Courts need more than legal analysis or bare statements of need and unwillingness to plead. Rather, proof must provide clear explanations and reasons backed by evidence such as sworn testimony before the court or affidavits. If the three conditions are met, a party may discover the work product of another party, but the discovery court must protect against discrepancy.

The courts have held that the criterion of need encompasses importance and vigilance on the part of the party seeking the discovery of the work product. If the materials are not important and the party seeking the discovery has not been vigilant in the preparation of the case, it is not sufficient to establish the need. Some decisions hold that the need for work product materials can be identified by showing

(1) that the underlying evidence has been destroyed, dismantled, altered or is inaccessible to the same review by the party seeking the discovery;

2) that the retention of materials will defeat the interests of justice;

3) that the materials are not as readily accessible to the group seeking exploration.

Once the party seeking discovery has identified the need for work-product materials, it must be established that the party is not in a position to obtain a substantial equivalent through any other means without unnecessary hardship. Instead, the requesting party would be refused access to the work product if the court decides that the party has the means to discover a substantial equivalent of the materials at its disposal.

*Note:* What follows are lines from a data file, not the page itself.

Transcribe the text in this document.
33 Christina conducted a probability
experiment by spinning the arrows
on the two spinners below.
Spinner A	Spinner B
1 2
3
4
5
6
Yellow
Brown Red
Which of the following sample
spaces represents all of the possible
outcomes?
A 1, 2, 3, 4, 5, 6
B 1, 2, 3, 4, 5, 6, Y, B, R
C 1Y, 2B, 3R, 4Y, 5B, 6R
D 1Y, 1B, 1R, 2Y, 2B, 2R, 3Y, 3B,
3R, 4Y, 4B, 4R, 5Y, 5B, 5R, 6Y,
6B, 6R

It is not necessary to show the need and inability to obtain a substantial equivalent of the materials sought when a party seeks the discovery of his or her own statement previously made on the action or the subject-matter of the action. This evidence is also unnecessary when a person not a party to the action demands a copy of his or her own statement previously made on the action.


Expert Witness

If the facts identified or the opinions expressed by the expert witnesses are open to discovery depends on whether the expert may testify at trial or whether the expert is hired to consult.

The work-product doctrine refers to expert witnesses who do not testify and who are only employed on a consultative basis to assist in the preparation of a trial. Accordingly, their identity and the facts and opinions they hold do not, as a general rule, have to be disclosed. However, there are exceptions which allow the discovery of the work product doctrine of a non-witness expert. Discovery may be permitted when a specialist conducts a physical or mental medical test or where the proof is rendered to the court of extraordinary circumstances which render it difficult for a party seeking discovery to obtain facts or opinions on the same subject through any means.